We load a dataset of rental and sale listings from Gumtree, each with a rich free-text description field. This field contains unstructured information about the property and will serve as our main input for NLP. The target variable is type, which labels each listing as either “rental” or “sales”.
We apply Multiple Factor Analysis (MFA) to explore joint patterns in a dataset containing both categorical and numerical variables describing property listings.
MFA is a powerful method for: - Combining mixed data types (e.g., room counts, prices, parking types) - Balancing groups of variables so no group dominates the analysis - Producing interpretable low-dimensional components for clustering or visualization
We first select and clean relevant columns, treating all categorical variables as strings.
Each point represents a category of a qualitative variable (e.g. bedrooms_3, covered, garage)
Points are placed in the factor space defined by the first two dimensions (Dim1 and Dim2)
Categories that are closer together are more similar in terms of their contribution to the underlying MFA structure
Categories that are farther from the origin contribute more strongly to the structure captured by these dimensions
This visualisation helps us:
Explore associations between levels of qualitative variables
Group similar categories (e.g., homes with 4+ bedrooms)
Spot outliers or standout categories (e.g., studio_or_bachelor_pad)
Code
fviz_mfa_var(mfa_res, "quali.var")
After examining the positions of qualitative categories in the factor space, we now look at how much each category contributes to the construction of each dimension.
Each number represents the percentage contribution of a specific category to a given dimension.
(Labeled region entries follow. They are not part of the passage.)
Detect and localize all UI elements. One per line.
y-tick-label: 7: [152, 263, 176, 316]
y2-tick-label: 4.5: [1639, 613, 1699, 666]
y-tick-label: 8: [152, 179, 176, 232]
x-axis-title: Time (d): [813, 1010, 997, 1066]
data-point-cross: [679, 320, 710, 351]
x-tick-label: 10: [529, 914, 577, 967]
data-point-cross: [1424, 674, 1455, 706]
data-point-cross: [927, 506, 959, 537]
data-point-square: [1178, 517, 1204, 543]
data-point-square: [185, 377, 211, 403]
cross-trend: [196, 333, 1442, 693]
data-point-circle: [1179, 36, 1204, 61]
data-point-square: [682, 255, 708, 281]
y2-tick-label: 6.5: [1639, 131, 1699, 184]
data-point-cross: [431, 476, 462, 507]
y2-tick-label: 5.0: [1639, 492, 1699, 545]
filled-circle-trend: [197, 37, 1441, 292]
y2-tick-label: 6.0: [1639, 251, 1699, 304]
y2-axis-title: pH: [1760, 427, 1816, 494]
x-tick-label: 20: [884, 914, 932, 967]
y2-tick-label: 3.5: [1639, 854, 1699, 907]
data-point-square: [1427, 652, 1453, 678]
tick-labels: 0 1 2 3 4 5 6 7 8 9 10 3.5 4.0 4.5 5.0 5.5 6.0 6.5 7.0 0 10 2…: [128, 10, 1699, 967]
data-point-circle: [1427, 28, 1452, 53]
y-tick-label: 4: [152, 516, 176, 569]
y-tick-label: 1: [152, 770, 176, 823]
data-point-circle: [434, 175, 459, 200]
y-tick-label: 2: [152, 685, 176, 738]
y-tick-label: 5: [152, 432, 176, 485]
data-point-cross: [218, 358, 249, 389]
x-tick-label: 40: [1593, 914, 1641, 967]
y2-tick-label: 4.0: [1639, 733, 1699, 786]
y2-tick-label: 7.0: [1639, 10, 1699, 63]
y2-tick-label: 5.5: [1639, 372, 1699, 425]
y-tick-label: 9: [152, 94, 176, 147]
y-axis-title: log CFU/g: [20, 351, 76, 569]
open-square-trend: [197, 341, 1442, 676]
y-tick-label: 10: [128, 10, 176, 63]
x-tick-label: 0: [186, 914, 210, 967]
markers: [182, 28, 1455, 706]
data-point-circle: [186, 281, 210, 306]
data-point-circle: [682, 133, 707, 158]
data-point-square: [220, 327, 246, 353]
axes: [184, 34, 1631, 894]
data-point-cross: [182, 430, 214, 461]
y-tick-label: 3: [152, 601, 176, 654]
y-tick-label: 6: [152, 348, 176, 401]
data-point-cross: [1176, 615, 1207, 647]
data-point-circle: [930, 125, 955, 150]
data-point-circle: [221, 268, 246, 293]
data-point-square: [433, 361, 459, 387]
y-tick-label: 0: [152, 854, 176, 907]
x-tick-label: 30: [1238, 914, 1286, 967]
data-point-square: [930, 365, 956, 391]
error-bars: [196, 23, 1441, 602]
For example:
bathrooms_4 contributes 8.62% to Dim1
studio_or_bachelor_pad contributes 28.5% to Dim5
bathrooms_2 contributes 15.84% to Dim4, making it one of the key drivers of that dimension
For interpretation:
Higher contribution values = the category helps define that dimension
If several categories of the same variable contribute to the same dimension, that dimension likely captures a latent trait related to that variable (e.g. household size, parking quality)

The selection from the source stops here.